Within the security community, it’s now an open secret that there’s been a black market for zero day exploits and data that has lined the pockets of skilled infiltrators for years. Now, researchers at Advanced Intelligence(AdvIntel) claim that a hacking collective called Fxmsp have breached three large anti-virus companies and are selling the data for around $300,000. This isn’t Fxmsp’s first stint at robbing and selling critical information. According to AdvIntel, the Russian and English speaking group have been selling information stolen from governments and corporations for years. In total, the group has amassed 1 million dollars from their exploits.
FireEye’s 2018 crime report tracked the activities of this hacker group. According to the report, the group has targeted hotels, financial services, infrastructure, IT, education sector, charity organizations, among others. Though, its main focus is on retail and hotels, which may explain the Marriott breach, where the sensitive information of hundreds of millions of people was stolen.
The report also yields that its buyers span the globe with 32%(most) of their buyers located in South America and only 8%(least) located in Europe.
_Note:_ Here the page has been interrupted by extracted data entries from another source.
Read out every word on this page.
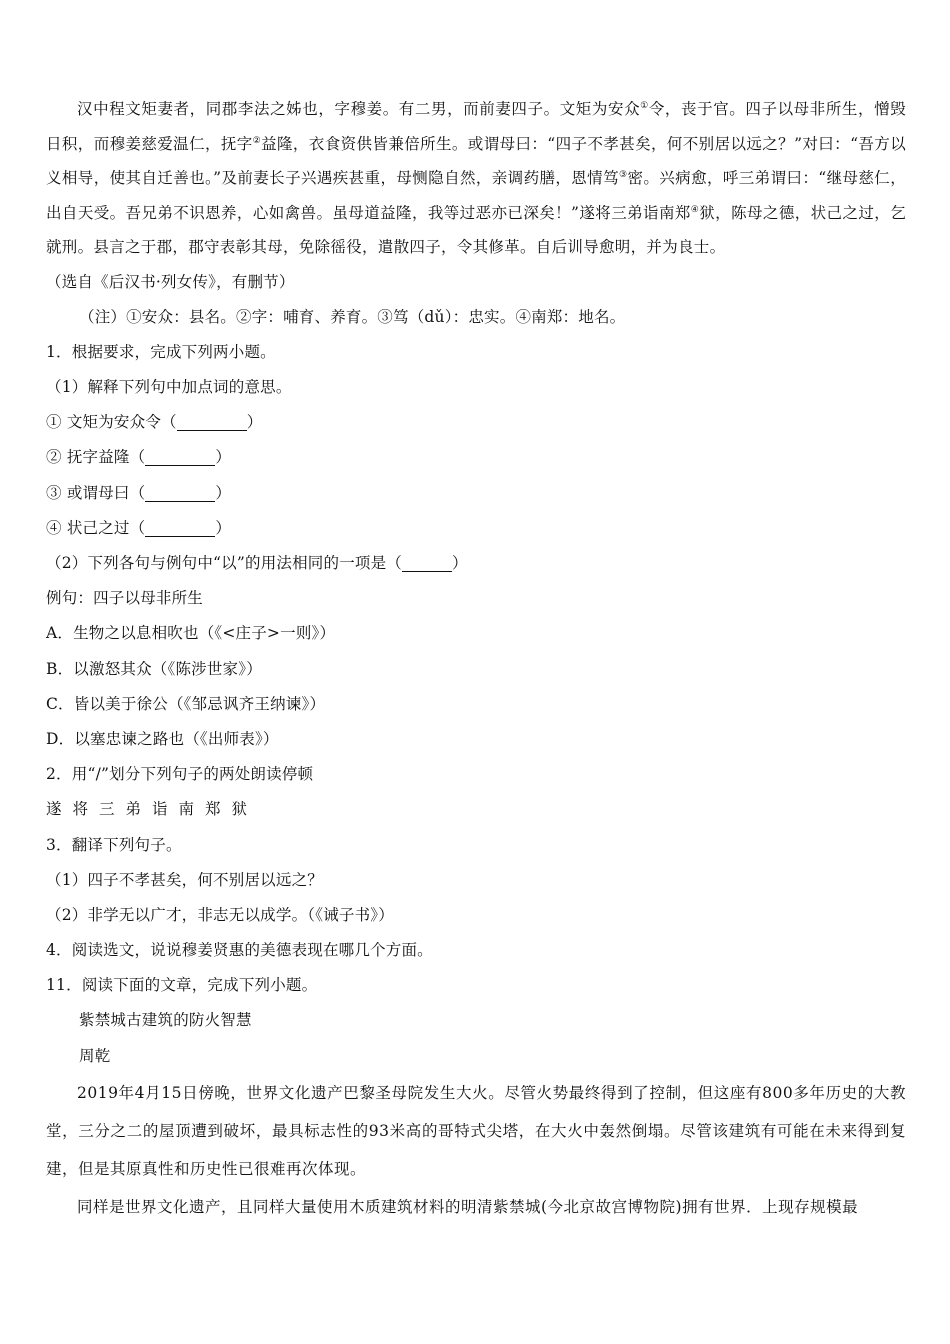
汉中程文矩妻者，同郡李法之姊也，字穆姜。有二男，而前妻四子。文矩为安众①令，丧于官。四子以母非所生，憎毁日积，而穆姜慈爱温仁，抚字②益隆，衣食资供皆兼倍所生。或谓母曰：“四子不孝甚矣，何不别居以远之？”对曰：“吾方以义相导，使其自迁善也。”及前妻长子兴遇疾甚重，母恻隐自然，亲调药膳，恩情笃③密。兴病愈，呼三弟谓曰：“继母慈仁，出自天受。吾兄弟不识恩养，心如禽兽。虽母道益隆，我等过恶亦已深矣！”遂将三弟诣南郑④狱，陈母之德，状己之过，乞就刑。县言之于郡，郡守表彰其母，免除徭役，遣散四子，令其修革。自后训导愈明，并为良士。

（选自《后汉书·列女传》，有删节）

（注）①安众：县名。②字：哺育、养育。③笃（dǔ）：忠实。④南郑：地名。

1．根据要求，完成下列两小题。

（1）解释下列句中加点词的意思。

① 文矩为安众令（	）

② 抚字益隆（	）

③ 或谓母曰（	）

④ 状己之过（	）

（2）下列各句与例句中“以”的用法相同的一项是（	）

例句：四子以母非所生

A．生物之以息相吹也（《<庄子>一则》）

B．以激怒其众（《陈涉世家》）

C．皆以美于徐公（《邹忌讽齐王纳谏》）

D．以塞忠谏之路也（《出师表》）

2．用“/”划分下列句子的两处朗读停顿

遂将三弟诣南郑狱

3．翻译下列句子。

（1）四子不孝甚矣，何不别居以远之？

（2）非学无以广才，非志无以成学。（《诫子书》）

4．阅读选文，说说穆姜贤惠的美德表现在哪几个方面。

11．阅读下面的文章，完成下列小题。

紫禁城古建筑的防火智慧

周乾

2019年4月15日傍晚，世界文化遗产巴黎圣母院发生大火。尽管火势最终得到了控制，但这座有800多年历史的大教堂，三分之二的屋顶遭到破坏，最具标志性的93米高的哥特式尖塔，在大火中轰然倒塌。尽管该建筑有可能在未来得到复建，但是其原真性和历史性已很难再次体现。

同样是世界文化遗产，且同样大量使用木质建筑材料的明清紫禁城(今北京故宫博物院)拥有世界．上现存规模最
The second highest percentage of buyers of Fxmsp’s stolen software is located in the Middle East. With this data in mind, AdvIntel claims that all three anti-virus companies are located in the U.S. To further legitimize the price point, the hackers claim that have “exclusive source code related to the companies’ software development.”
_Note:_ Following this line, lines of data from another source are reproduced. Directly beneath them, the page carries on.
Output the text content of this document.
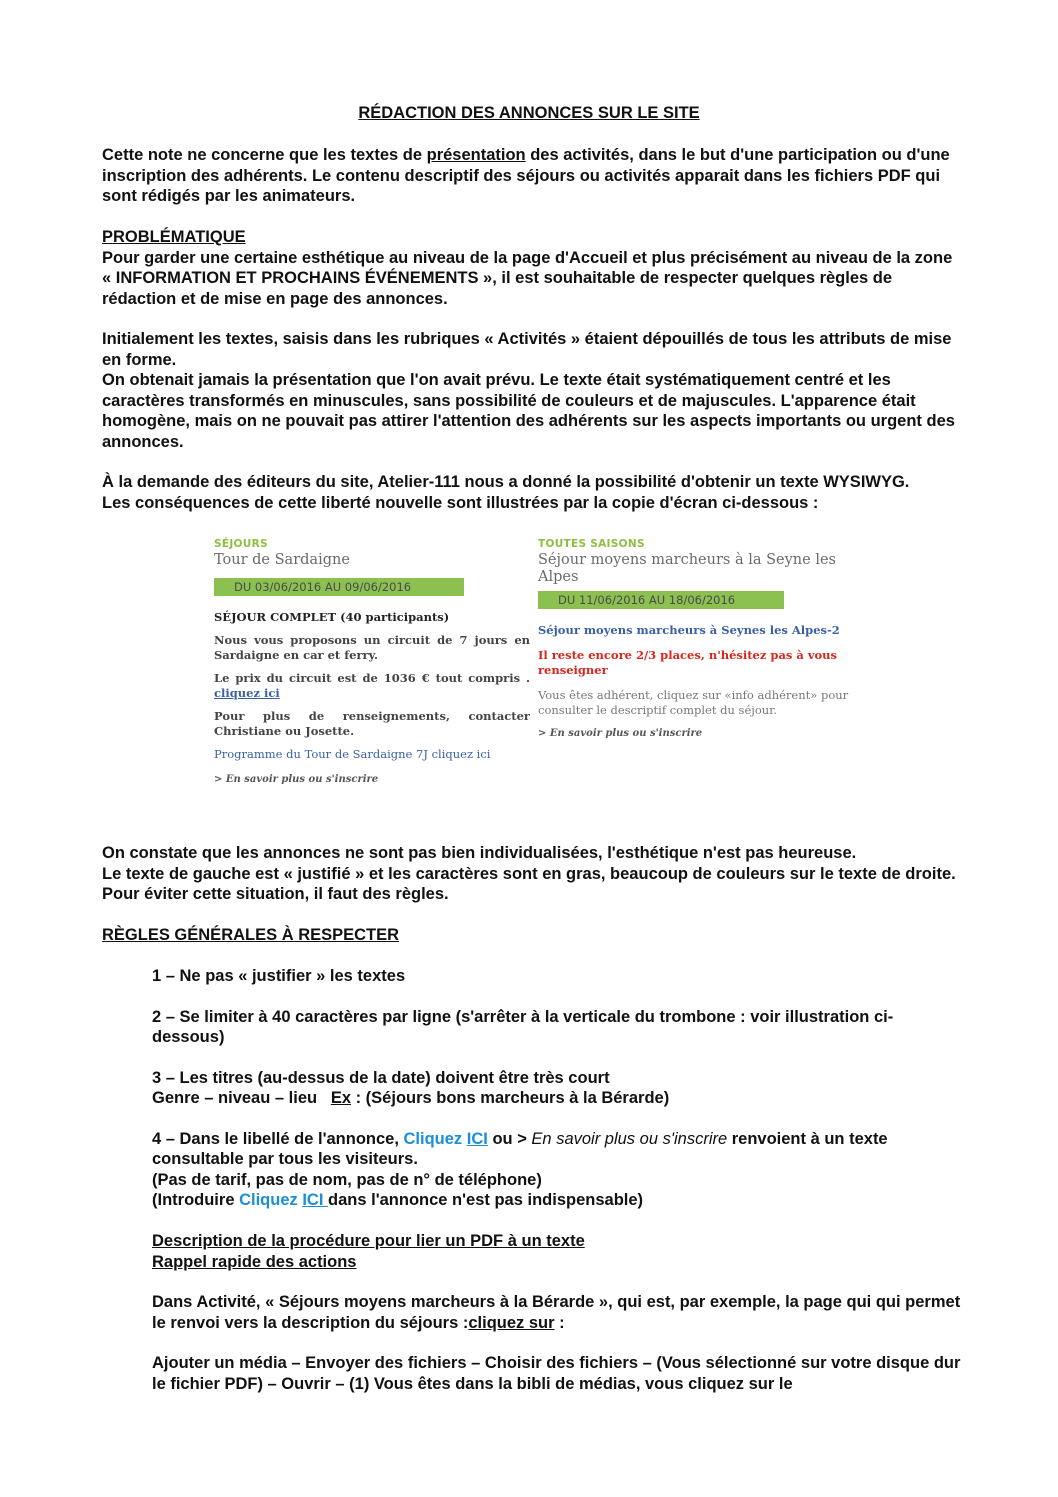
RÉDACTION DES ANNONCES SUR LE SITE
Cette note ne concerne que les textes de présentation des activités, dans le but d'une participation ou d'une inscription des adhérents. Le contenu descriptif des séjours ou activités apparait dans les fichiers PDF qui sont rédigés par les animateurs.

PROBLÉMATIQUE

Pour garder une certaine esthétique au niveau de la page d'Accueil et plus précisément au niveau de la zone « INFORMATION ET PROCHAINS ÉVÉNEMENTS », il est souhaitable de respecter quelques règles de rédaction et de mise en page des annonces.

Initialement les textes, saisis dans les rubriques « Activités » étaient dépouillés de tous les attributs de mise en forme.

On obtenait jamais la présentation que l'on avait prévu. Le texte était systématiquement centré et les caractères transformés en minuscules, sans possibilité de couleurs et de majuscules. L'apparence était homogène, mais on ne pouvait pas attirer l'attention des adhérents sur les aspects importants ou urgent des annonces.

À la demande des éditeurs du site, Atelier-111 nous a donné la possibilité d'obtenir un texte WYSIWYG.

Les conséquences de cette liberté nouvelle sont illustrées par la copie d'écran ci-dessous :

SÉJOURS
Tour de Sardaigne
DU 03/06/2016 AU 09/06/2016
SÉJOUR COMPLET (40 participants)
Nous vous proposons un circuit de 7 jours en Sardaigne en car et ferry.
Le prix du circuit est de 1036 € tout compris . cliquez ici
Pour plus de renseignements, contacter Christiane ou Josette.
Programme du Tour de Sardaigne 7J cliquez ici
> En savoir plus ou s'inscrire
TOUTES SAISONS
Séjour moyens marcheurs à la Seyne les Alpes
DU 11/06/2016 AU 18/06/2016
Séjour moyens marcheurs à Seynes les Alpes-2
Il reste encore 2/3 places, n'hésitez pas à vous renseigner
Vous êtes adhérent, cliquez sur «info adhérent» pour consulter le descriptif complet du séjour.
> En savoir plus ou s'inscrire

On constate que les annonces ne sont pas bien individualisées, l'esthétique n'est pas heureuse.

Le texte de gauche est « justifié » et les caractères sont en gras, beaucoup de couleurs sur le texte de droite. Pour éviter cette situation, il faut des règles.

RÈGLES GÉNÉRALES À RESPECTER

1 – Ne pas « justifier » les textes

2 – Se limiter à 40 caractères par ligne (s'arrêter à la verticale du trombone : voir illustration ci-dessous)

3 – Les titres (au-dessus de la date) doivent être très court

Genre – niveau – lieu   Ex : (Séjours bons marcheurs à la Bérarde)

4 – Dans le libellé de l'annonce, Cliquez ICI ou > En savoir plus ou s'inscrire renvoient à un texte consultable par tous les visiteurs.

(Pas de tarif, pas de nom, pas de n° de téléphone)

(Introduire Cliquez ICI dans l'annonce n'est pas indispensable)

Description de la procédure pour lier un PDF à un texte

Rappel rapide des actions

Dans Activité, « Séjours moyens marcheurs à la Bérarde », qui est, par exemple, la page qui qui permet le renvoi vers la description du séjours :cliquez sur :

Ajouter un média – Envoyer des fichiers – Choisir des fichiers – (Vous sélectionné sur votre disque dur le fichier PDF) – Ouvrir – (1) Vous êtes dans la bibli de médias, vous cliquez sur le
The way the hackers are able to sell their goods in the black market, according to AdvIntel, is through a network of proxy resellers. The “buyers” mentioned above are these same resellers who contribute to the anonymity of the source(Fxmsp). AdvIntel provides a nice demonstration of this in their infographic:
Here’s a breakdown of the infiltration and information release, as reported by AdvIntel:
January to April:
- Hackers work tirelessly to breach three anti-virus companies.
April 24, 2019 and beyond:
- Fxmsp gains access to the internal networks of the companies
- Fxmsp “extracted sensitive source code from antivirus software, AI, and securirty plugins belonging to the the companies.”
- Fxmsp then documents the capabilities and efficiency of the source code, showing extensive knowledge of the codebase
- According to AdvIntel, Fxmsp provides “screenshots of folders purported to contain 30 terabytes of data, which they allegedly extracted from these networks.”
The data breach appears to be significant. Aside from anti-virus code, the hackers stole AI models, documentation, and security software. Though the researchers provide methods to reduce exposure via RDP and Active Directory servers by segregating sensitive source code and monitoring the network, sophisticated botnets may make security a difficult task to manage. “[Fxmsp] claimed to have developed a credential-stealing botnet…Fxmsp has claimed that developing this botnet and improving its capabilities for stealing information from secured systems is their main goal.”
Well, if that’s true, mission accomplished.